Xiao Yunhai segera menjilatnya: “Tuan Muda Xiao benar-benar pantas menjadi putra pemimpin sekte Xiao. Anda masih muda dan sudah berpikiran terbuka. Itu cukup membuat saya tersipu malu… Xiao De, cepat, persilakan tamu kita masuk.”
Pintu masuk utama terbuka dan semua penduduk Kota Awan Mengambang yang berpengaruh berjalan masuk dengan tertib, masing-masing dengan sikap yang tenang. Mereka semua membawa hadiah yang berat. Di antara kerumunan itu, Xiao Che juga melihat ayah Xia Qingyue, Xia Hongyi.
“Bagus sekali, sekarang kita bisa mulai.” Xiao Kuangyun menegakkan tubuhnya di kursi dan akhirnya mengambil posisi duduk yang bisa dianggap normal sambil menunduk dan berbicara dengan ringan: “Namaku Xiao Kuangyun dan aku berasal dari Sekte Xiao. Mengenai nama besar Sekte Xiao, kalian semua seharusnya sudah sangat paham. Di Kekaisaran Angin Biru, tidak ada yang tidak bisa diselesaikan oleh Sekte Xiao-ku. Kalian semua seharusnya merasa terhormat dan bangga karena meskipun kalian agak lemah, kalian masih bisa dikatakan terkait dengan Sekte Xiao. Pendiri Klan Xiao adalah putra dari salah satu Tetua Sekte Xiao kami.
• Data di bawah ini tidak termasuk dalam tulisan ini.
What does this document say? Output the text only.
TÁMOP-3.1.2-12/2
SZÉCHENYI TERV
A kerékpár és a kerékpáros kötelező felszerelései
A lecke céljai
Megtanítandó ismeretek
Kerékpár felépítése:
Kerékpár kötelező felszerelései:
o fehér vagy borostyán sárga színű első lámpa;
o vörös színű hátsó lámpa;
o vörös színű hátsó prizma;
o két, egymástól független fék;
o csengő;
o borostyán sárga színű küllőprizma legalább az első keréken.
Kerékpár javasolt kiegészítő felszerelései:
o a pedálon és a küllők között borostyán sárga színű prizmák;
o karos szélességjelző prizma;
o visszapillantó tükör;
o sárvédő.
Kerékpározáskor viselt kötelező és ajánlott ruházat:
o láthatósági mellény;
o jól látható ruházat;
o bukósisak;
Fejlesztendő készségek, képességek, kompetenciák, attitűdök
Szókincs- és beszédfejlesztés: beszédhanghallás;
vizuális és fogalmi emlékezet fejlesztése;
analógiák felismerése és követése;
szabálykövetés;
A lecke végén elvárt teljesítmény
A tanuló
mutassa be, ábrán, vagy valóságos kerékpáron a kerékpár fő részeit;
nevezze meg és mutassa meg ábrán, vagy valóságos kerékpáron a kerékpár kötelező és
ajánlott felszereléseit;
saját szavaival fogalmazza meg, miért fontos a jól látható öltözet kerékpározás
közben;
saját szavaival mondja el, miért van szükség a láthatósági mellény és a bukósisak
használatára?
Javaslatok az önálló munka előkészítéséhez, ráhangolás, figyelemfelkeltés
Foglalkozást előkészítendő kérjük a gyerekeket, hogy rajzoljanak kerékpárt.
Namun, meskipun pendiri kalian adalah putra seorang tetua, ia sebenarnya lahir dari seorang pelayan wanita. Statusnya sangat rendah sehingga tidak layak disebutkan, dan kekuatan batinnya benar-benar terlalu kurang. Sebagai sampah masyarakat, ia tidak pantas untuk tetap berada di Sekte Xiao. Pendiri kalian kemudian diasingkan oleh Tetua itu ke tempat ini, dan begitulah Klan Xiao kalian terbentuk.”
Kata-kata Xiao Kuangyun yang sangat kasar tidak menyembunyikan rasa jijiknya terhadap seluruh Klan Xiao dan pendirinya. Beberapa anggota Klan Xiao mengerutkan kening mendengar ini, tetapi tidak ada yang berani membuat keributan.